Needles and Pins.

I feel bleary-eyed and disoriented, having emerged from the least-relaxing weekend ever. It began with a 24-hour migraine, the worst I have had in several years, the sort where you are in too much pain to sleep, and even the darkest room is too bright to be borne. The cats were delighted, as I spent the entire evening in bed with ice on my forehead and my hands over my eyes, allowing them to amuse themselves by crawling over me, attacking my feet when they poked out of the covers, and licking my icepack. I managed a feeble “No!” once in a while, but I was too weak to swat them away and they knew it. I don’t start Lupron for three days, and yet I worry that Friday’s migraine was a harbinger of things to come, sort of as if Lupron had engraved a bullet with my name and left it in my mailbox.

My drugs arrived on Friday as well—fittingly, as it was the first day of Blogher and I paid for them by canceling my trip to the conference—and they were, as expected, in a box the size of Kentucky. What I had not been expecting was a second Kentucky-sized box, this one filled with nothing but bags and bags of needles and syringes. When I opened it, Scott started laughing. YES, IT’S ALL VERY FUNNY WHEN YOU AREN’T THE ONE BEING POKED. He shouldn’t have laughed. He’ll regret it someday, when he wakes up to find I’ve glued his lips together. Try laughing now, hotshot.

Obviously I knew there would be many needles involved, but the volume was alarming. On the opposite end of the spectrum were the drugs themselves. Each vial is about an inch tall and the width of my pinkie. I was expecting the vials to be larger, especially as they cost $60 apiece. Couldn’t they be encrusted with precious jewels, or wrapped in mink pelts, at least? I managed to fit $1200 worth of stimulation drugs in my refrigerator’s butter compartment, which hardly seems right. The syringes, on the other hand, displaced my hand mixer and food processor to get their own large drawer. Which reminds me: Do used syringes have to go in the (tiny) sharps container, or is that just the needles? (I’m assuming that disposing of the container, when full, will be a simple affair of driving to the city dump under cover of darkness and burying it under the sign of the cross, am I right?)

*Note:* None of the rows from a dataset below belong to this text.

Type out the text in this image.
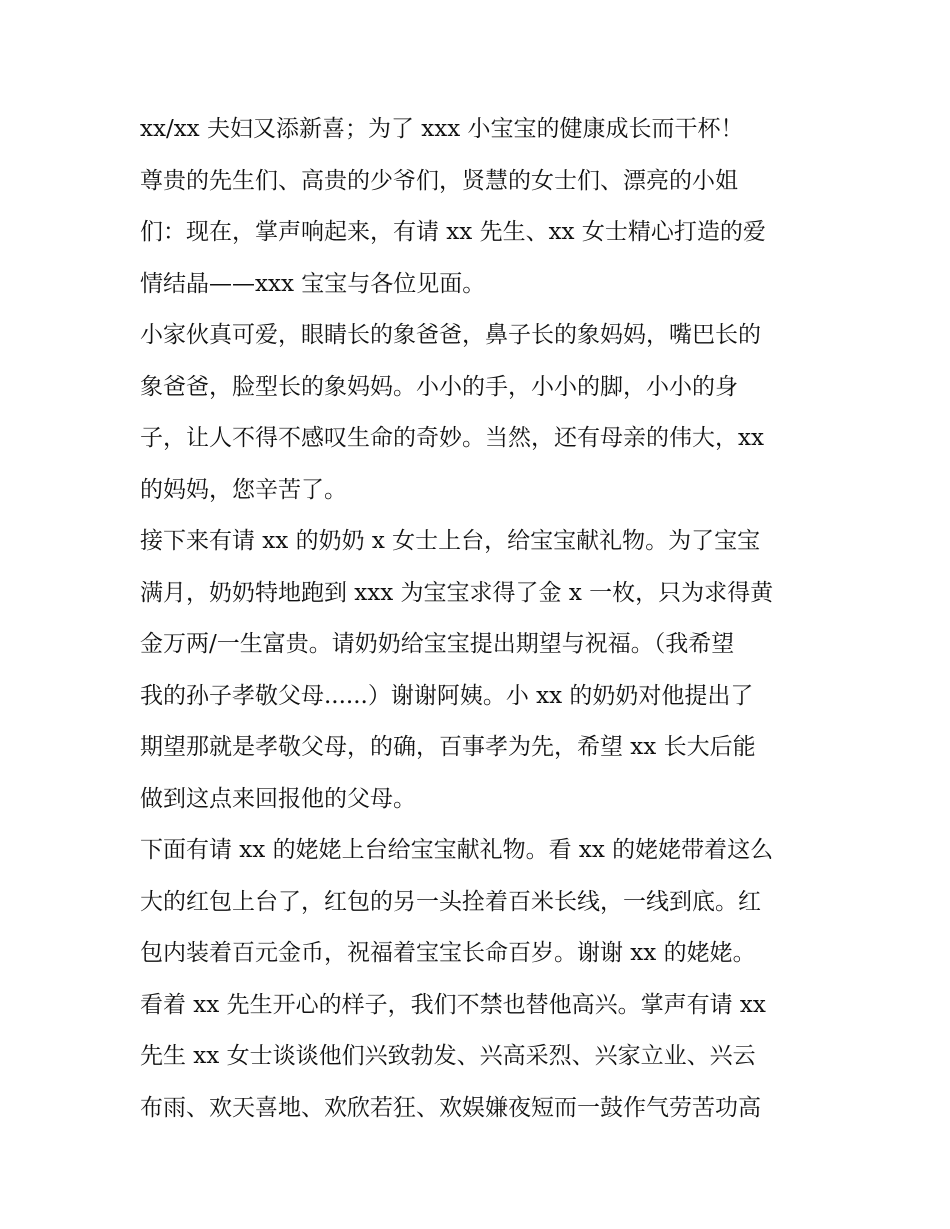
xx/xx 夫妇又添新喜；为了 xxx 小宝宝的健康成长而干杯！
尊贵的先生们、高贵的少爷们，贤慧的女士们、漂亮的小姐
们：现在，掌声响起来，有请 xx 先生、xx 女士精心打造的爱
情结晶——xxx 宝宝与各位见面。
小家伙真可爱，眼睛长的象爸爸，鼻子长的象妈妈，嘴巴长的
象爸爸，脸型长的象妈妈。小小的手，小小的脚，小小的身
子，让人不得不感叹生命的奇妙。当然，还有母亲的伟大，xx
的妈妈，您辛苦了。
接下来有请 xx 的奶奶 x 女士上台，给宝宝献礼物。为了宝宝
满月，奶奶特地跑到 xxx 为宝宝求得了金 x 一枚，只为求得黄
金万两/一生富贵。请奶奶给宝宝提出期望与祝福。（我希望
我的孙子孝敬父母......）谢谢阿姨。小 xx 的奶奶对他提出了
期望那就是孝敬父母，的确，百事孝为先，希望 xx 长大后能
做到这点来回报他的父母。
下面有请 xx 的姥姥上台给宝宝献礼物。看 xx 的姥姥带着这么
大的红包上台了，红包的另一头拴着百米长线，一线到底。红
包内装着百元金币，祝福着宝宝长命百岁。谢谢 xx 的姥姥。
看着 xx 先生开心的样子，我们不禁也替他高兴。掌声有请 xx
先生 xx 女士谈谈他们兴致勃发、兴高采烈、兴家立业、兴云
布雨、欢天喜地、欢欣若狂、欢娱嫌夜短而一鼓作气劳苦功高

Scott has begun referring to to our yet-to-be-conceived child as “Science Baby.” As in, “We should get this book for Science Baby,” or “I hope Science Baby likes the cats.” I cannot help but notice that he expects this cycle to work, and it makes me nervous. Everyone seems to expect this cycle to work, except me. Both his family and mine are acting as if it is a foregone conclusion, despite my increasingly desperate reminders that there is a greater chance of failure than of success. My mother asked me the other day whether I have a pregnancy exercise plan. Eventually I was able to recover sufficiently to remind her that I do not have even a regular exercise plan. Though if pressed, I would say my pregnancy exercise plan involves lifting various items to my mouth, and carrying the occasional heavy bowl of pasta.

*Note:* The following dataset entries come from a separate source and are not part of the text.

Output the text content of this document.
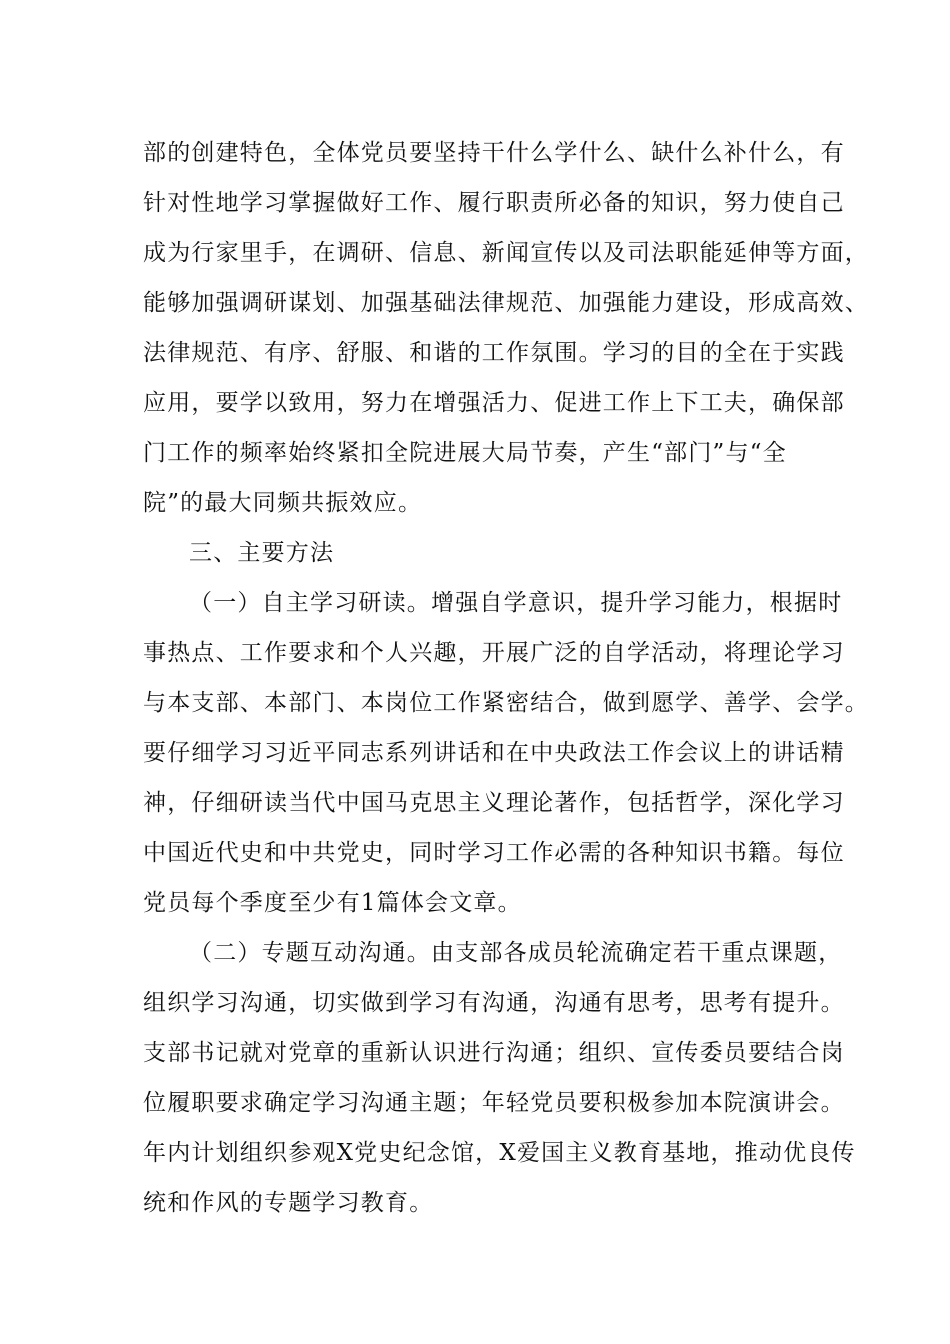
部的创建特色，全体党员要坚持干什么学什么、缺什么补什么，有
针对性地学习掌握做好工作、履行职责所必备的知识，努力使自己
成为行家里手，在调研、信息、新闻宣传以及司法职能延伸等方面，
能够加强调研谋划、加强基础法律规范、加强能力建设，形成高效、
法律规范、有序、舒服、和谐的工作氛围。学习的目的全在于实践
应用，要学以致用，努力在增强活力、促进工作上下工夫，确保部
门工作的频率始终紧扣全院进展大局节奏，产生“部门”与“全
院”的最大同频共振效应。
三、主要方法
（一）自主学习研读。增强自学意识，提升学习能力，根据时
事热点、工作要求和个人兴趣，开展广泛的自学活动，将理论学习
与本支部、本部门、本岗位工作紧密结合，做到愿学、善学、会学。
要仔细学习习近平同志系列讲话和在中央政法工作会议上的讲话精
神，仔细研读当代中国马克思主义理论著作，包括哲学，深化学习
中国近代史和中共党史，同时学习工作必需的各种知识书籍。每位
党员每个季度至少有1篇体会文章。
（二）专题互动沟通。由支部各成员轮流确定若干重点课题，
组织学习沟通，切实做到学习有沟通，沟通有思考，思考有提升。
支部书记就对党章的重新认识进行沟通；组织、宣传委员要结合岗
位履职要求确定学习沟通主题；年轻党员要积极参加本院演讲会。
年内计划组织参观X党史纪念馆，X爱国主义教育基地，推动优良传
统和作风的专题学习教育。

I have gained three pounds since the wedding, and have been eating like…something that eats a lot. It is stress, mostly, and I am having a hard time getting back to my healthy eating habits without the spectre of fitting into a wedding dress to motivate me. I have a lot of days that I get through only by thinking of whatever delicious and comforting thing I will have for dinner, and to take that away from me would be cruel, don’t you think?
I know people do continue to work stressful jobs during IVF, I just don’t know how—I haven’t even begun and I am already tearfully fantasizing about a mysterious benefactor who would enable me to work part time, or at the very least stop spending Sundays at the office. I want desperately to take the next few weeks off to spend time with my mother before she leaves on the 13th and, you know, attend both to my ovaries and the dozens of unpacked boxes littering the hallway, but I have no legitimate medical reason to do so, unless my supreme annoyance at having to drive 30 minutes to the clinic and then 45 minutes to work every other morning (returning home at the end of the day just in time for my evening injections) counts as some sort of disability.

Before I end this already over-long epistle, let me ask: do you have any advice for the upcoming emo-ovarian carnival that is IVF? You were all so helpful when it came to planning my wedding, and perhaps you have an injection tip, or a book-to-read-during-the-long-wait recommendation, or some small tidbit of IVF lore you would like to share with the class?